Rob, que era abogado, se levantaba una hora antes para dejar a Ronnie en el trabajo antes de ir a trabajar él mismo.
Rob dijo que cuando llegaba a casa, Ronnie a menudo estaba sentado allí, simplemente sonriendo, y una noche le preguntó: «Ronnie, ¿qué te divierte tanto?»
Ronnie respondió: «Rob, cuando me llevas al trabajo por las mañanas, los demás hombres preguntan: ‘¿Quién es el que te trae al trabajo en ese coche?’. Y yo digo: ‘Ah, ese es mi abogado’.
«No creemos que estuviera orgulloso de que un abogado lo llevara a trabajar, pero creemos que tal vez nadie lo llevó en su primer día de escuela», dijo Rob.
«Y ahora que ya casi tiene 30 años…por fin hay alguien en la puerta.»
Rob Parsons Ronnie (extremo derecho), Rob (abajo en el centro), con su hijo Lloyd sobre sus hombros. Dianne (centro) lleva un jersey rosa y su hija Katie lleva un jersey azul marino y sostiene a su gato.Rob Parsons
Rob y Dianne fotografiados con Ronnie (derecha) y sus dos hijos, Lloyd y Katie en 1988
Ronnie tenía muchos rituales a los que se acostumbraron, incluido vaciar el lavavajillas cada mañana, ante lo cual Rob actuaba sorprendido para evitar la decepción de Ronnie.

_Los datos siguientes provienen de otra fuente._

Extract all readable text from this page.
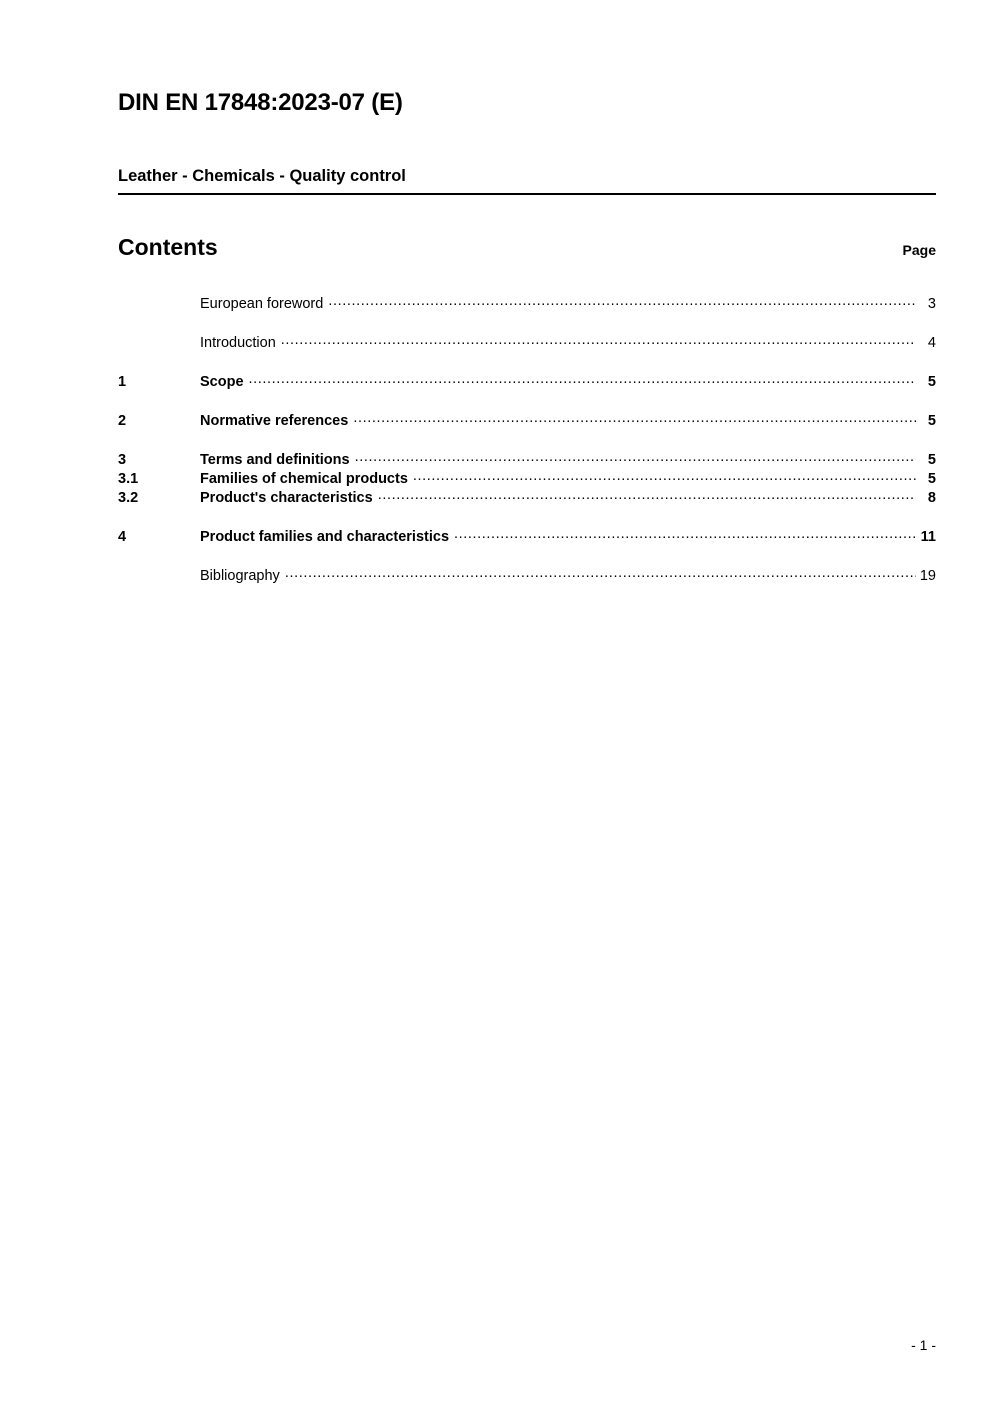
DIN EN 17848:2023-07 (E)
Leather - Chemicals - Quality control
Contents	Page
European foreword .....	3
Introduction .....	4
1	Scope .....	5
2	Normative references .....	5
3	Terms and definitions .....	5
3.1	Families of chemical products .....	5
3.2	Product's characteristics .....	8
4	Product families and characteristics .....	11
Bibliography .....	19
- 1 -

«Es difícil parecer sorprendido cuando te hacen la misma pregunta el martes que el lunes, pero ese era Ronnie.
«Lo hicimos durante 45 años», se ríe.
«Obviamente le costaba leer y escribir, pero compraba el South Wales Echo todos los días», añadió Dianne.
Ronnie les compraba las mismas tarjetas de regalo de Marks and Spencer cada Navidad, pero cada año sentía el mismo entusiasmo por su reacción.
Fotografía de Rob Parsons: Rob (derecha) y Dianne (izquierda), veinteañeros, sonríen a la cámara. Dianne sonríe mostrando los dientes y tiene el cabello castaño hasta los hombros. Rob también sonríe a la cámara; tiene ojos y cabello castaños. La imagen es en blanco y negro.Rob Parsons
Rob y Dianne, fotografiados aquí a sus 20 años, tuvieron dos hijos y cinco nietos.
Ronnie pasaba gran parte de su tiempo libre en la iglesia local, juntando donaciones para las personas sin hogar y preparando los servicios, alineando «meticulosamente» las sillas.
Dianne recordó que un día él llegó a casa con un par de zapatos diferente y ella le preguntó: «Ronnie, ¿dónde están tus zapatos?».
Le dijo que un hombre sin hogar los necesitaba.
«Ese era el tipo de persona que era. Era increíble», dijeron.
Uno de sus momentos más bajos fue cuando Dianne estaba enferma de EM, también conocido como síndrome de fatiga crónica , ya que recordaba que había días en los que no podía levantarse de la cama.
«Tenía una hija de tres años y Rob estaba trabajando fuera», dijo Dianne.
Pero ella dijo que Ronnie era «extraordinario» y que se destacó, preparando botellas de leche para su hijo Lloyd, ayudando en la casa y jugando con su hija Katie.